Yoonah Paik received her B.Eng. in Electrical Engineering from Korea University,
Seoul, Korea, in 2015, and she is currently working toward an integrated MSc and PhD
in the Compiler and Microarchitecture Lab at Korea University. Her current research
interests include microarchitectures, memory system design, and system software.

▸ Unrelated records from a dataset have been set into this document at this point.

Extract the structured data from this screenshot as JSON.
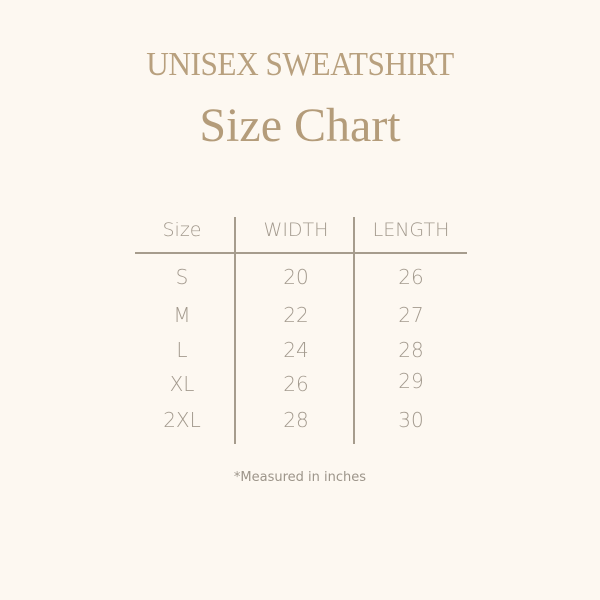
{
  "title": "UNISEX SWEATSHIRT",
  "subtitle": "Size Chart",
  "table": {
    "headers": [
      "Size",
      "WIDTH",
      "LENGTH"
    ],
    "rows": [
      [
        "S",
        "20",
        "26"
      ],
      [
        "M",
        "22",
        "27"
      ],
      [
        "L",
        "24",
        "28"
      ],
      [
        "XL",
        "26",
        "29"
      ],
      [
        "2XL",
        "28",
        "30"
      ]
    ]
  },
  "footnote": "*Measured in inches",
  "colors": {
    "background": "#fdf8f1",
    "title": "#b8a07e",
    "text": "#a39a8e",
    "lines": "#a69c8d"
  }
}
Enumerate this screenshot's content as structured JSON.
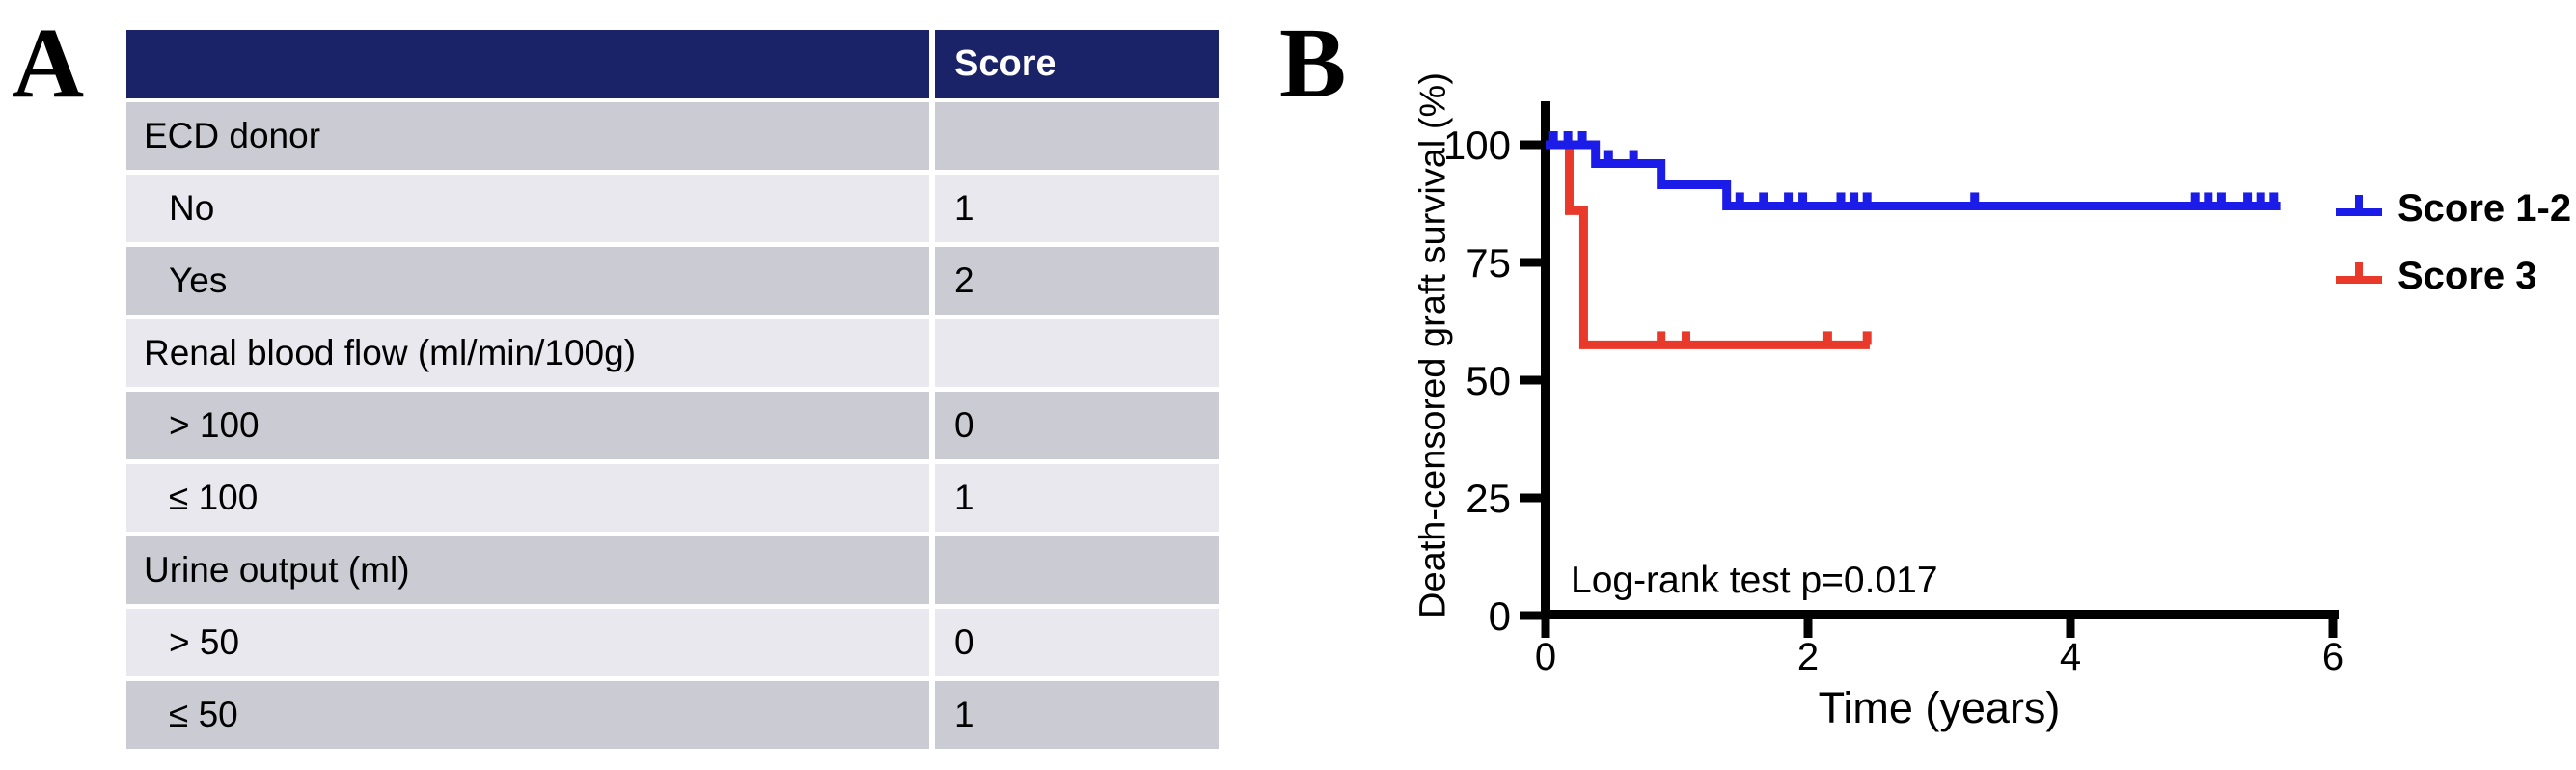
{
  "panels": {
    "a_label": "A",
    "b_label": "B"
  },
  "table": {
    "header": {
      "col1": "",
      "col2": "Score"
    },
    "rows": [
      {
        "label": "ECD donor",
        "score": "",
        "indent": false,
        "shade": "dark"
      },
      {
        "label": "No",
        "score": "1",
        "indent": true,
        "shade": "light"
      },
      {
        "label": "Yes",
        "score": "2",
        "indent": true,
        "shade": "dark"
      },
      {
        "label": "Renal blood flow (ml/min/100g)",
        "score": "",
        "indent": false,
        "shade": "light"
      },
      {
        "label": "> 100",
        "score": "0",
        "indent": true,
        "shade": "dark"
      },
      {
        "label": "≤ 100",
        "score": "1",
        "indent": true,
        "shade": "light"
      },
      {
        "label": "Urine output (ml)",
        "score": "",
        "indent": false,
        "shade": "dark"
      },
      {
        "label": "> 50",
        "score": "0",
        "indent": true,
        "shade": "light"
      },
      {
        "label": "≤ 50",
        "score": "1",
        "indent": true,
        "shade": "dark"
      }
    ],
    "colors": {
      "header_bg": "#1b2368",
      "header_text": "#ffffff",
      "row_dark": "#cbccd3",
      "row_light": "#e8e8ee"
    }
  },
  "chart_data": {
    "type": "line",
    "subtype": "kaplan-meier-step",
    "title": "",
    "xlabel": "Time (years)",
    "ylabel": "Death-censored graft survival (%)",
    "x_ticks": [
      0,
      2,
      4,
      6
    ],
    "y_ticks": [
      0,
      25,
      50,
      75,
      100
    ],
    "xlim": [
      0,
      6
    ],
    "ylim": [
      0,
      100
    ],
    "grid": "off",
    "legend_position": "right",
    "annotation": "Log-rank test p=0.017",
    "axis_color": "#000000",
    "series": [
      {
        "name": "Score 1-2",
        "color": "#1c1ce8",
        "steps": [
          [
            0,
            100
          ],
          [
            0.38,
            100
          ],
          [
            0.38,
            96
          ],
          [
            0.88,
            96
          ],
          [
            0.88,
            91.5
          ],
          [
            1.38,
            91.5
          ],
          [
            1.38,
            87
          ],
          [
            5.6,
            87
          ]
        ],
        "censors": [
          [
            0.06,
            100
          ],
          [
            0.17,
            100
          ],
          [
            0.28,
            100
          ],
          [
            0.48,
            96
          ],
          [
            0.67,
            96
          ],
          [
            1.48,
            87
          ],
          [
            1.66,
            87
          ],
          [
            1.85,
            87
          ],
          [
            1.96,
            87
          ],
          [
            2.25,
            87
          ],
          [
            2.35,
            87
          ],
          [
            2.45,
            87
          ],
          [
            3.27,
            87
          ],
          [
            4.95,
            87
          ],
          [
            5.05,
            87
          ],
          [
            5.15,
            87
          ],
          [
            5.35,
            87
          ],
          [
            5.45,
            87
          ],
          [
            5.55,
            87
          ]
        ]
      },
      {
        "name": "Score 3",
        "color": "#e9392b",
        "steps": [
          [
            0,
            100
          ],
          [
            0.18,
            100
          ],
          [
            0.18,
            86
          ],
          [
            0.29,
            86
          ],
          [
            0.29,
            57.5
          ],
          [
            2.47,
            57.5
          ]
        ],
        "censors": [
          [
            0.88,
            57.5
          ],
          [
            1.07,
            57.5
          ],
          [
            2.15,
            57.5
          ],
          [
            2.45,
            57.5
          ]
        ]
      }
    ]
  }
}
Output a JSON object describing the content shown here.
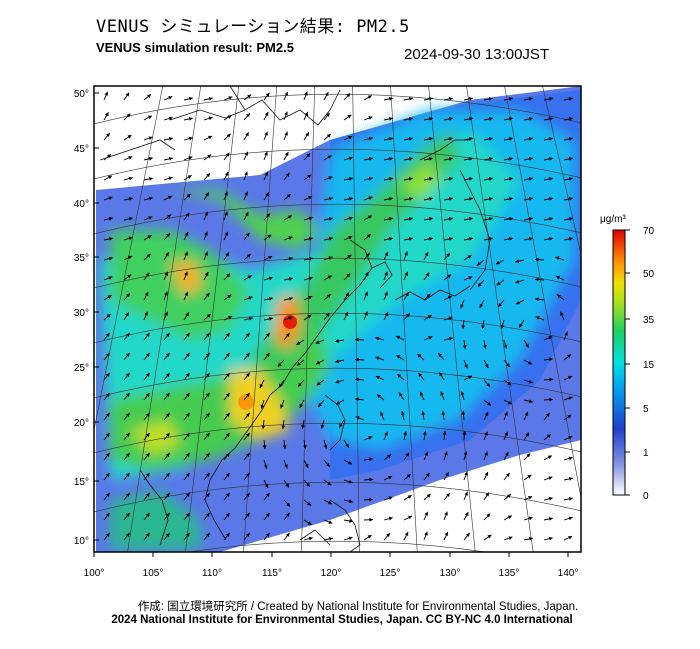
{
  "header": {
    "title_jp": "VENUS シミュレーション結果: PM2.5",
    "title_en": "VENUS simulation result: PM2.5",
    "timestamp": "2024-09-30 13:00JST"
  },
  "map": {
    "lat_labels": [
      "50°",
      "45°",
      "40°",
      "35°",
      "30°",
      "25°",
      "20°",
      "15°",
      "10°"
    ],
    "lon_labels": [
      "100°",
      "105°",
      "110°",
      "115°",
      "120°",
      "125°",
      "130°",
      "135°",
      "140°"
    ],
    "layers": [
      "pm2.5-concentration",
      "wind-vectors",
      "coastlines",
      "graticule"
    ]
  },
  "colorbar": {
    "unit": "μg/m³",
    "tick_labels": [
      "70",
      "50",
      "35",
      "15",
      "5",
      "1",
      "0"
    ],
    "colors": [
      "#ffffff",
      "#3050e0",
      "#00c8ff",
      "#20e060",
      "#f0e000",
      "#ff8000",
      "#e00000"
    ]
  },
  "footer": {
    "credit_line1": "作成: 国立環境研究所 / Created by National Institute for Environmental Studies, Japan.",
    "credit_line2": "2024 National Institute for Environmental Studies, Japan. CC BY-NC 4.0 International"
  }
}
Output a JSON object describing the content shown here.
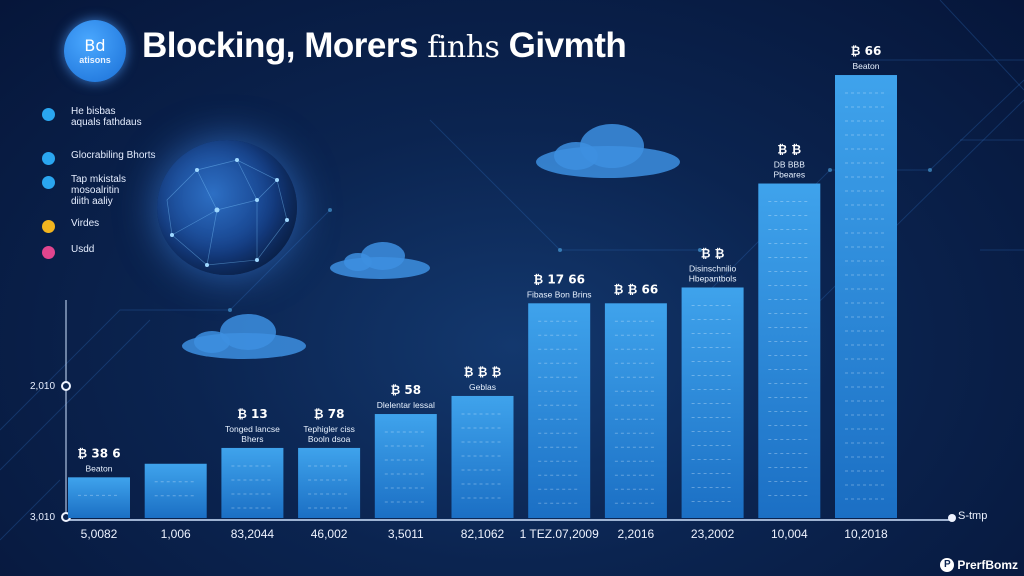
{
  "header": {
    "title_bold": "Blocking, Morers",
    "title_thin": "finhs",
    "title_end": "Givmth",
    "logo_mark": "Bd",
    "logo_sub": "atisons"
  },
  "legend": [
    {
      "label": "He bisbas\naquals fathdaus",
      "color": "#2aa6f0"
    },
    {
      "label": "Glocrabiling Bhorts",
      "color": "#2aa6f0"
    },
    {
      "label": "Tap mkistals\nmosoalritin\ndiith aaliy",
      "color": "#2aa6f0"
    },
    {
      "label": "Virdes",
      "color": "#f2b51f"
    },
    {
      "label": "Usdd",
      "color": "#e0458e"
    }
  ],
  "y_axis": {
    "upper_label": "2,010",
    "lower_label": "3,010"
  },
  "right_axis_label": "S-tmp",
  "brand": "PrerfBomz",
  "chart_data": {
    "type": "bar",
    "categories": [
      "5,0082",
      "1,006",
      "83,2044",
      "46,002",
      "3,5011",
      "82,1062",
      "1 TEZ.07,2009",
      "2,2016",
      "23,2002",
      "10,004",
      "10,2018"
    ],
    "values": [
      9,
      12,
      15.5,
      15.5,
      23,
      27,
      47.5,
      47.5,
      51,
      74,
      98
    ],
    "ylim": [
      0,
      100
    ],
    "bar_labels": [
      {
        "value": "₿ 38 6",
        "caption": "Beaton"
      },
      {
        "value": "",
        "caption": ""
      },
      {
        "value": "₿ 13",
        "caption": "Tonged lancse\nBhers"
      },
      {
        "value": "₿ 78",
        "caption": "Tephigler ciss\nBooln dsoa"
      },
      {
        "value": "₿ 58",
        "caption": "Dlelentar lessal"
      },
      {
        "value": "₿ ₿ ₿",
        "caption": "Geblas"
      },
      {
        "value": "₿ 17 66",
        "caption": "Fibase Bon Brins"
      },
      {
        "value": "₿ ₿ 66",
        "caption": ""
      },
      {
        "value": "₿ ₿",
        "caption": "Disinschnilio\nHbepantbols"
      },
      {
        "value": "₿ ₿",
        "caption": "DB BBB\nPbeares"
      },
      {
        "value": "₿ 66",
        "caption": "Beaton"
      }
    ]
  },
  "colors": {
    "bar_top": "#3fa3ec",
    "bar_bottom": "#1b6fc4",
    "accent": "#5cc2ff"
  }
}
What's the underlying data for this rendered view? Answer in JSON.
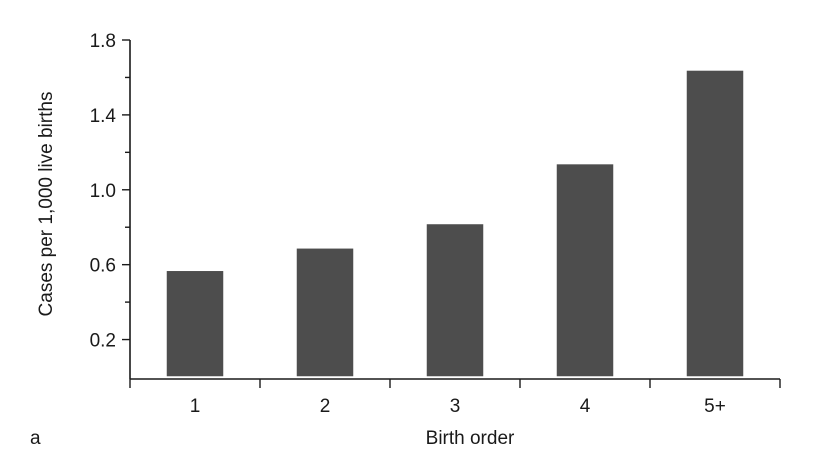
{
  "chart_data": {
    "type": "bar",
    "panel_label": "a",
    "xlabel": "Birth order",
    "ylabel": "Cases per 1,000 live births",
    "categories": [
      "1",
      "2",
      "3",
      "4",
      "5+"
    ],
    "values": [
      0.57,
      0.69,
      0.82,
      1.14,
      1.64
    ],
    "ylim": [
      0,
      1.8
    ],
    "yticks": [
      0.2,
      0.6,
      1.0,
      1.4,
      1.8
    ],
    "ytick_labels": [
      "0.2",
      "0.6",
      "1.0",
      "1.4",
      "1.8"
    ],
    "grid": false,
    "colors": {
      "bar_fill": "#4d4d4d",
      "bar_edge": "#ffffff",
      "axis": "#1a1a1a"
    }
  }
}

Seon Wook Kim received his BSc in Electronics and Computer Engineering from Korea
University in 1988, an MSc in Electrical Engineering from Ohio State University in
1990, and a PhD in Electrical and Computer Engineering from Purdue University in 2001.
He was a senior researcher at the Agency for Defense Development (1990-1995) and was
a staff software engineer at Intel/KSL (2001-2002). Currently, he is a professor for
the School of Electrical and Computer Engineering at Korea University. His research
interests include compiler construction, microarchitectures, system optimization,
and SoC design. He is a senior member of ACM and IEEE.